The research team probed the global effects of each of three approaches to unhooking methyl groups from genes' DNA. Cells normally use methyl groups to "mark" certain genes, indicating whether their instructions should or shouldn't be used for making proteins, but the marks are frequently disrupted in cancer cells.

For example, in cancer cells genes that normally stifle cell growth -- so-called tumor suppressor genes -- are shut down because extra methyl groups are hanging on to them. If these extra methyl groups could be removed, the thinking has gone, the gene could be restarted and the cancer slowed or stopped.

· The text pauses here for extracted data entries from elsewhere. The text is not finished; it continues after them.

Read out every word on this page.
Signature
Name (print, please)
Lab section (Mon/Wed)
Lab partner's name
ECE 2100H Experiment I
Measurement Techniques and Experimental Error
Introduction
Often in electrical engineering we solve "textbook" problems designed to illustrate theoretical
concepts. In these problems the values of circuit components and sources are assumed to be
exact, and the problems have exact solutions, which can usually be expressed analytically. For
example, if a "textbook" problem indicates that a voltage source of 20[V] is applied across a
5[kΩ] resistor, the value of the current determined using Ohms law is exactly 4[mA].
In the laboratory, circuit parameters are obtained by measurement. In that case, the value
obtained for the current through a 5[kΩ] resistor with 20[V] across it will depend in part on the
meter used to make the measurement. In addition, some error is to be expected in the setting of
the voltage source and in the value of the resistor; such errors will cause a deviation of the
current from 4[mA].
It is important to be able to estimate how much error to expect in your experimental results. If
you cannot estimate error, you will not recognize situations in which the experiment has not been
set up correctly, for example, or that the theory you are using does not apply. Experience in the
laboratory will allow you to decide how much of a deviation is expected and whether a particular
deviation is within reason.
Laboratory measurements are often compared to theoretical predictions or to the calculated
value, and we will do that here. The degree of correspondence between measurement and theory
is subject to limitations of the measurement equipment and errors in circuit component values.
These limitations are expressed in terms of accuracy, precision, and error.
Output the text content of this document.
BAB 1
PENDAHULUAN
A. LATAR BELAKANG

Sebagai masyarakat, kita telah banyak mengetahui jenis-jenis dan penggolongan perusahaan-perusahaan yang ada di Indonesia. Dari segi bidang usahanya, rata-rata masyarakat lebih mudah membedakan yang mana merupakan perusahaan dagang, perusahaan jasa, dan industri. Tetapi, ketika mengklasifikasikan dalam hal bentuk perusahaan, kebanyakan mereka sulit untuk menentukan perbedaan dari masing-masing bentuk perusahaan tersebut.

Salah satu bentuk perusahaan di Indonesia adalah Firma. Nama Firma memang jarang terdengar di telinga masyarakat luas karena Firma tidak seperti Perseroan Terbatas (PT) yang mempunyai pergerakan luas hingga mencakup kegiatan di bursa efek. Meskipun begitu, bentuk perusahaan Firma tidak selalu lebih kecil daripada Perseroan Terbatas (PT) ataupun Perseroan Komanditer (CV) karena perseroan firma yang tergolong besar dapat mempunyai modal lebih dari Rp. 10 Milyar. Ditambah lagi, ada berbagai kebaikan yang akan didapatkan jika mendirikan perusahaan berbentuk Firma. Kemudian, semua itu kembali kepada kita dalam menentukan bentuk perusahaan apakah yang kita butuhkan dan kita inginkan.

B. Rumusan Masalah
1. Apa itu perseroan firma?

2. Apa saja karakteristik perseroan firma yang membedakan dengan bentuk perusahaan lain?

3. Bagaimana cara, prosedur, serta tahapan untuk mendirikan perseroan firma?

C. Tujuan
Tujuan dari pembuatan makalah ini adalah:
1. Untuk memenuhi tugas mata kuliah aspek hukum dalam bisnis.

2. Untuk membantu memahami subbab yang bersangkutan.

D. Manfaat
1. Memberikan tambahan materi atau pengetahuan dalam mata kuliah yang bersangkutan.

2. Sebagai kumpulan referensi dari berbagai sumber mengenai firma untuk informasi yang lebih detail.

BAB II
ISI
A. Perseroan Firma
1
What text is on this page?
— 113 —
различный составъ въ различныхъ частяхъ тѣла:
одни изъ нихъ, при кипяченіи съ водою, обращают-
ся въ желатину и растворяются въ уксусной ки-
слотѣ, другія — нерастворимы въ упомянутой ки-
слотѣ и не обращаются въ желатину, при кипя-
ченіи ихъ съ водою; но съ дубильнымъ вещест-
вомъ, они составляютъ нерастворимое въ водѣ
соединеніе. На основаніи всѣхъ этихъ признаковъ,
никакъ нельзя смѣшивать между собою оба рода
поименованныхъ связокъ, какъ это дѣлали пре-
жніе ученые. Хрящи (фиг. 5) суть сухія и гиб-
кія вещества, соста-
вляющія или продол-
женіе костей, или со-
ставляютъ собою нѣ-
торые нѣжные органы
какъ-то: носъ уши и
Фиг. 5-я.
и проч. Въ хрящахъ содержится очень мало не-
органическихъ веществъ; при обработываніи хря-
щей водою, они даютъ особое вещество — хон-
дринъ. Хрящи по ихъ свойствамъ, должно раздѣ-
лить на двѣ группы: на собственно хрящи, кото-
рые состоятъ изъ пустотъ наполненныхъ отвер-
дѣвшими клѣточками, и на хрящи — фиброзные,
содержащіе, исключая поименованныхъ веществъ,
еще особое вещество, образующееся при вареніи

But the new work shows that while the agents tested do restart cancer-suppressing genes, they also knock methyl groups off other genes. Moreover, some of the unexpectedly affected genes are turned on, but an equal number -- hundreds -- of other genes are turned off.

The findings don't mean automatic failure for clinical trials of so-called demethylation agents, but they do indicate that careful attention should be paid to results of laboratory experiments and clinical trials that use the agents, since so many genes are affected, says Feinberg.

"It was kind of assumed that removing methyl groups would turn some genes on and others off, but the deactivation side of the coin had been largely ignored as being a minor effect," adds David Gius, M.D., Ph.D., chief of molecular radiation oncology at the NCI. "Now we know for sure that removing methyl groups has both consequences and to equal extents."

In their experiments, the researchers examined the expression of nearly 8,000 genes simultaneously in a colon cancer cell line (called HCT116). By studying the genetic "fingerprint" of a sample before and after demethylation, they could measure how the treatments affected the extent to which the genes' instructions were being used to make proteins.

One chemical agent they tested, 5-aza-2'-deoxycytidine, blocks addition of methyl groups to DNA and is currently in early clinical trials for leukemia. The researchers also tested the effects of knocking out of the cancer cell line either of two genes that encode proteins (DNA methyltransferases) that hook methyl groups onto the DNA, as well as knocking out both genes in the same cell. They compared these methyl-based mechanisms of gene regulation to a chromosome-based one, also in early clinical trials, using a chemical called trichostatin A, or TSA, that gently unravels the chromosomes, exposing genes and allowing their instructions to be read.

Much to the team's surprise, both chemical agents -- one methyl-based and one chromosome-based -- created similar patterns of changes in gene expression in the cell lines, says Hengmi Cui, Ph.D., assistant professor of medicine. However, the genetic knockouts' patterns of genetic changes were not similar to those of chemical demethylation.

While the number of affected genes differed, all of the methods turned off as many genes as they turned on, including entire gene families that might play a role in cancer's development or contribute to its aggressive nature.

The researchers are now investigating further some of the individual genes and gene families affected by the various treatments, and studying the mechanisms by which the chemical agents and the gene knockouts affect methylation and gene expression.

For example, the demethylation chemical was thought to act indirectly -- preventing re-methylation, so to speak -- as proteins were turned over and recycled in the cell. Because the effects of this agent were similar at both one day and five days after treatment, the researchers suggest the agent might have a more direct effect than previously thought.

Methylation of genes is an example of epigenetics, which are inheritable modifications to chromosomes and genes other than changes in the DNA sequence itself.

The research was funded by the National Cancer Institute. Authors on the study are Cui, Feinberg, Sheri Brandenburg and Yali Hu of Johns Hopkins; Gius, Matthew Bradbury, John Cook, DeeDee Smart, Shuping Zhao, Kheem Bisht, Allen Ho, David Mattson, Lunching Sun, Eric Chuang and James Mitchell of the National Cancer Institute; and Lynn Young and Peter Munson of the Center for Information Technology at the National Institutes of Health.